I looked up the case. Yes, my friends, lawyers and doctors debated whether B lived longer, and they decided that B, due to aforementioned spurting and gushing, lived a "fleeting moment" longer than her husband A. She did not have her head for that moment, sure, but who are we to be picky about the meaning of life? Her heart was beating, and the expert testimony doctors testified that she therefore lived longer than her dead husband.
I love law school. You can't make this stuff up.
3 comments:
Good Lord! Why quibble over something like that?
Perfect Halloweenish type entry, though, T.
It's about money! If A and B are joint tenants with right of survivorship in a property, if A and B die at the same time A's heirs get 50% and B's heirs get 50%. But if B survives A, B gets all of A's interest in the property.
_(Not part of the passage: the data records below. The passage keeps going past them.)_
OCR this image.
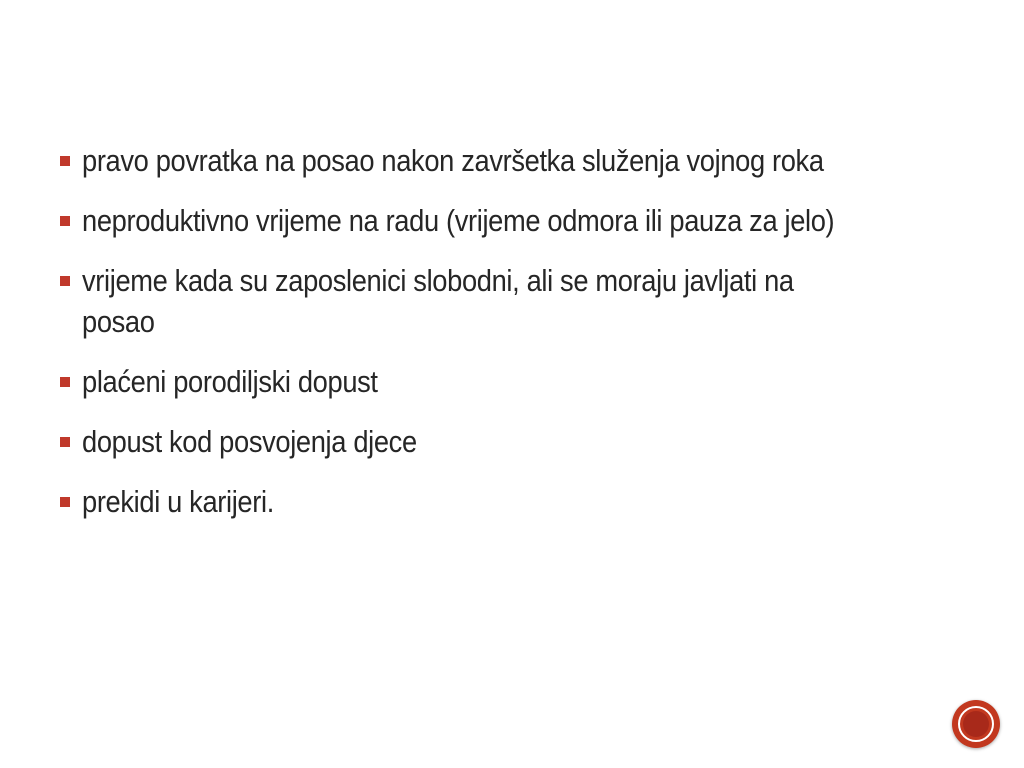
pravo povratka na posao nakon završetka služenja vojnog roka
neproduktivno vrijeme na radu (vrijeme odmora ili pauza za jelo)
vrijeme kada su zaposlenici slobodni, ali se moraju javljati na posao
plaćeni porodiljski dopust
dopust kod posvojenja djece
prekidi u karijeri.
When B dies, B's heirs get all of it and A's heirs get none. So in this case, it matters quite a bit whether B lived longer, because if B did live longer, A's heirs would not inherit any of the property in the joint tenancy.
That's my hopefully correct understanding
Technically, it seems that there is no such thing as "dying at the same time." The phrase has practical meaning though, and that meaning is that one person is able to act while the other is not. This was never the case for A and B, so I disagree with the holding (finding? whatever).
Survivorship makes sense because joint tenants share in their control of assets. When they can no longer share that control because both are missing, survivorship is irrelevant, but when the reason is that only one is missing, it makes sense. The accident that killed them both resulted in both missing. If the decapitated had any chance to exercise control over their property before dying, then survivorship would come into play.
Anyway, I'm wrong, I know, because I wasn't there to defend A's heirs' rights to the property. Also, my understanding is that it isn't a lawyer's place to make sense of the world, but rather to win for the client without violating the rules of the jurisdiction. I might have to learn how to suppress my interest in justice to become a good lawyer. I'm reading your blog because I was looking for insights on going from a software engineer to a lawyer.
And I'll be happily surprised if I get any reply.